Past Exhibition

MIWA YANAGI GRANDDAUGHTERS

The Shiseido Gallery will host a solo exhibition of Miwa Yanagi, an artist who has been highly acclaimed both within Japan and internationally for her photographic works that are processed under computer graphics. This exhibition will feature Yanagi's "Granddaughters," the newest video installation work that follows her earlier "Grandmothers" series.

The early works from the "Elevator Girl" series (1993) had a performance nature, for in these works, Yanagi featured real women dressed up as elevator girls (young female employees of department stores who attend elevators are referred to as "elevator girls" in Japan). Eventually, Yanagi shifted her process to employing computer graphics and began creating unrealistic images based on real scenery. In these works we see bored, expressionless elevator girls in uniforms, gathered in department stores and in shopping arcades. The milieu in which these girls stand appear to extend endlessly and this owes to the unique perspective that Yanagi incorporates. The vanity and languor that exist behind the sensual charms of commercial facilities are expressed in these works, simultaneously bringing into light the oppression and isolation women feel in such environments, as if they have been deprived of their identities and have been reduced to mere parts of the scenery.

From 2000, Yanagi departed from this inanimate style, devoid of human identities, and began her new series "My Grandmothers." In this series, Yanagi shows a variety of women in their old ages. While in the "Elevator Girl" series, the artist herself had complete control over the scenery and subjects, in the "Grandmothers" series, she interviews young women and asks them to imagine their future, fifty to sixty years from now. When the model and Yanagi come to a satisfying future image, the work is completed as an "ideal grandmother" image. The outcome is a variety of grandma images. One woman rides in the buddy seat of a Harley Davidson driven by a young man and crosses the Golden Gate Bridge, while another is a president of a theme park, sitting back haughtily in her office chair, clad in an animal costume. A grandmother patron roots for her favorite stand-up comedian, a granny super-model strikes a pose on a catwalk of gravestones, and another takes the responsibility of seeing off a dying soul. We, especially women, are prone to take aging as something negative, but the grandmothers who are created by Yanagi and the young models present a positive view of the process of aging. Each figure aspires to an eternal continuation of freedom, rather than waiting for their imminent death, and viewers can feel that these women fantasize life after retirement.

Yanagi comments on her theme of "grandmothers" as follows:
"We have the least control when it comes to choosing our own parents. In my works I take something humans cannot decide for themselves. For example, I try to create my own mother figure by myself. It's like I'm creating my own parents.

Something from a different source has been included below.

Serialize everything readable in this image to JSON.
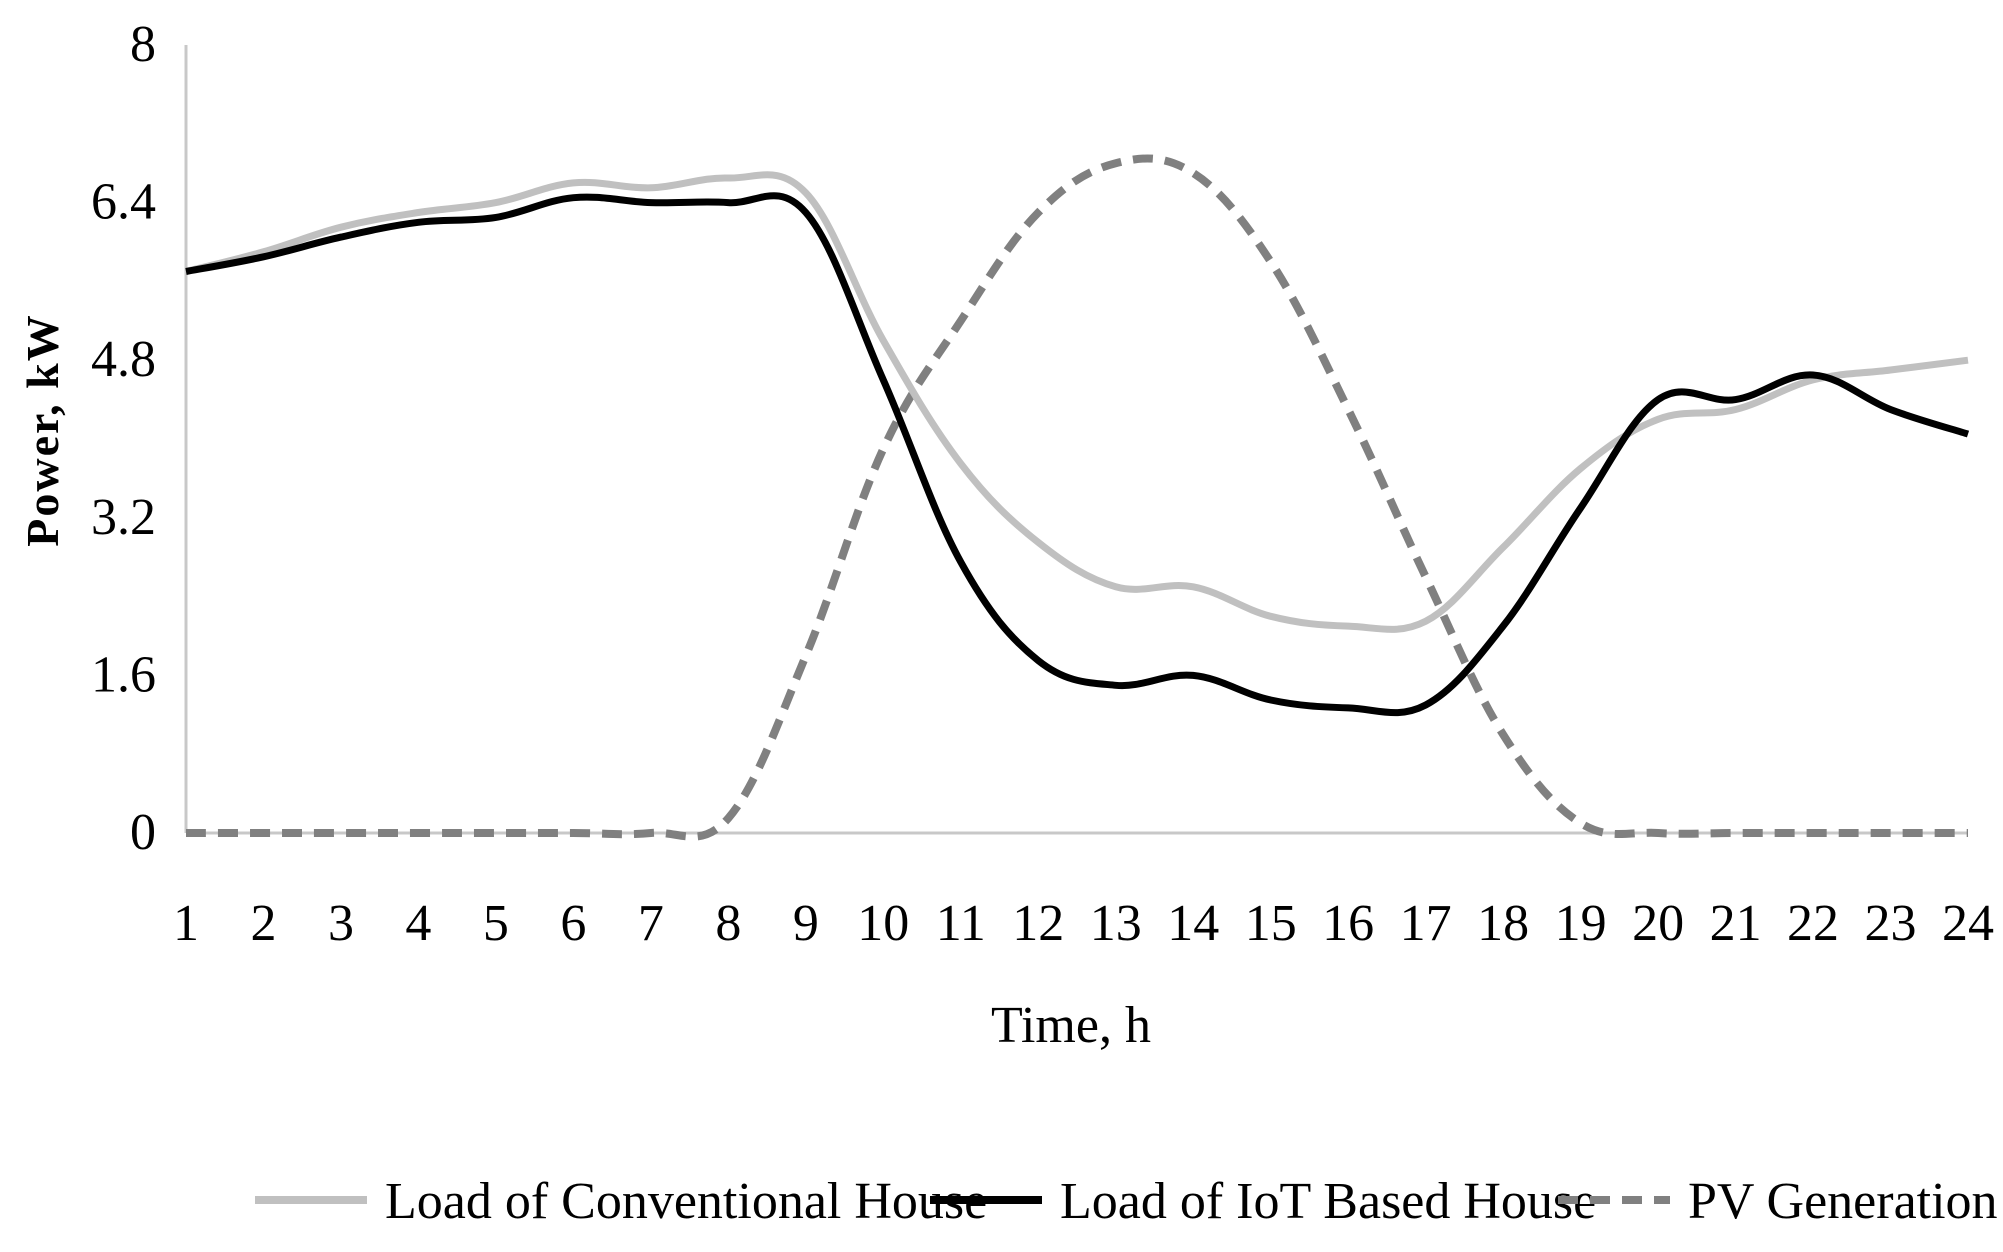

In a sense, the grandmothers in my works guide both myself and the model, she is my imaginary grandmother, somebody who is blood-related."

It is clear that Yanagi pours her affection and affinity towards the "grandmothers" who appear in these works. In this new "Granddaughters" work, which is in line with this idea, many "grandmothers" speak of their own grandmothers. They attempt to bring back and share with us, the images of their grandmothers who have lived on in their memories.


Miwa Yanagi Profile

Miwa Yanagi was born in Kobe in 1967 and currently resides in Kyoto. Yanagi first achieved recognition with her "Elevator Girl" series, which she began in the early 1990s. Since, she has been featured in numerous international exhibitions such as the Taipei Biennale (1998), "Vision of the Body: Fashion or Invisible Corset" (1999, The National Museum of Modern Art, Kyoto; Museum of Contemporary Art, Tokyo), "Elysian Fields" (2000, The Centre national d'art et de culture Georges Pompidou), Yokohama Triennale (2001), and has also received the VOCA Prize in 1999. She is currently one of the leading artists in the Japanese contemporary art scene.